Again, this fork in the road only appears if the team cannot conjure the effort, spirit, and cohesion required to win in the NBA.
Aimed at catapulting the team forward into more consistent and lasting playoff contention, the Wolves went all-in by acquiring Rudy Gobert.
37 games in, the result is a team in disarray at three levels of the organization. The move disrupted Minnesota’s collective personality as a team, created a disconnect between the roster and Finch’s offensive system, and left the front office with very limited options to improve the team internally or externally.
The Timberwolves are finding out in real time that playing winning basketball is so much more than talent.
The Memphis Grizzlies, Portland Trail Blazers, Golden State Warriors, and Phoenix Suns all have endured more player games missed due to injury or illness than the Wolves, yet all are at least three games above Minnesota in the standings.
Why?
Because playing hard is not a chore for those teams. Players on those teams play more connected basketball. They all buy into what their coaches and teammates ask of them. They hold each other accountable. They mostly dominate at home. Perhaps most importantly, they all have fun.
None of those things are true for a Minnesota Timberwolves team whose stock has crashed to rock bottom, with little hopes of a quick rebound given the state of their injury report.
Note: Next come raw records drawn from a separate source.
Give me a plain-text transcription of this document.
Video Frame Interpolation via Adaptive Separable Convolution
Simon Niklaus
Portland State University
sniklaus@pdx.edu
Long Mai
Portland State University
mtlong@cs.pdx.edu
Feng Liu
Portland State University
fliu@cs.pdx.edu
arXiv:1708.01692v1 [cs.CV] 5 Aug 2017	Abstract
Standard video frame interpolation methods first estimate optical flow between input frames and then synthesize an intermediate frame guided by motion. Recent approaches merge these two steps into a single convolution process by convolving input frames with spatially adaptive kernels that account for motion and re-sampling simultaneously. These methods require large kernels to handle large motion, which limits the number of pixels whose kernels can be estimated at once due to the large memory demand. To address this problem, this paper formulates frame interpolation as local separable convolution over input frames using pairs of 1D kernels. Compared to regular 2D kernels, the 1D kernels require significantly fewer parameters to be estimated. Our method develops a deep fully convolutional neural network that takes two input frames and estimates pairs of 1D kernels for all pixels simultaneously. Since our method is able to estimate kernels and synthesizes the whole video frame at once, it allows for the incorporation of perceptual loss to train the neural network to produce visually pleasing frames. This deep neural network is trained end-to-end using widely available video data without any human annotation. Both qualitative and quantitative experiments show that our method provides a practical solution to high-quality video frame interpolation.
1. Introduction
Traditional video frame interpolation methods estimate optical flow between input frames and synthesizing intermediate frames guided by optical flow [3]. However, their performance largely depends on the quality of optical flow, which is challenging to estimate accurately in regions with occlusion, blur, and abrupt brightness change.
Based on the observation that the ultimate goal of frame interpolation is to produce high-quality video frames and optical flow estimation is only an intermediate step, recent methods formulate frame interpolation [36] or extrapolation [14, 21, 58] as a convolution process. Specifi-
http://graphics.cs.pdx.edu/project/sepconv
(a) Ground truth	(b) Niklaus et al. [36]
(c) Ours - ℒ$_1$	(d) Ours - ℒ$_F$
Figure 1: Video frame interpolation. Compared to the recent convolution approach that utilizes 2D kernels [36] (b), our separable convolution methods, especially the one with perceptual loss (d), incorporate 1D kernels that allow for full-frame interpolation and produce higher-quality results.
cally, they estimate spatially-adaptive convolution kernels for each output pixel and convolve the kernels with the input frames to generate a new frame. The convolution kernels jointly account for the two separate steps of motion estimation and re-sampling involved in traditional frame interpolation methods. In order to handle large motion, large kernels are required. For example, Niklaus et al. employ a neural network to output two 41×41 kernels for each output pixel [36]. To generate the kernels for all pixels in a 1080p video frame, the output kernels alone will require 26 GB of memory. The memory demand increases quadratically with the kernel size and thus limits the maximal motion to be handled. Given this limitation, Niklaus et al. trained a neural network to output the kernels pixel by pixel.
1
The team couldn’t find it within themselves to play with the requisite effort to beat the worst team in the NBA with no All-Star caliber players, and correctly got booed off their home floor.
If that doesn’t inspire change in the Wolves’ collective effort and competitiveness, nothing will.
And if that change doesn’t come, ringing in the New Year by getting run off the floor by bench players on the worst team in the league to will be the least of their problems.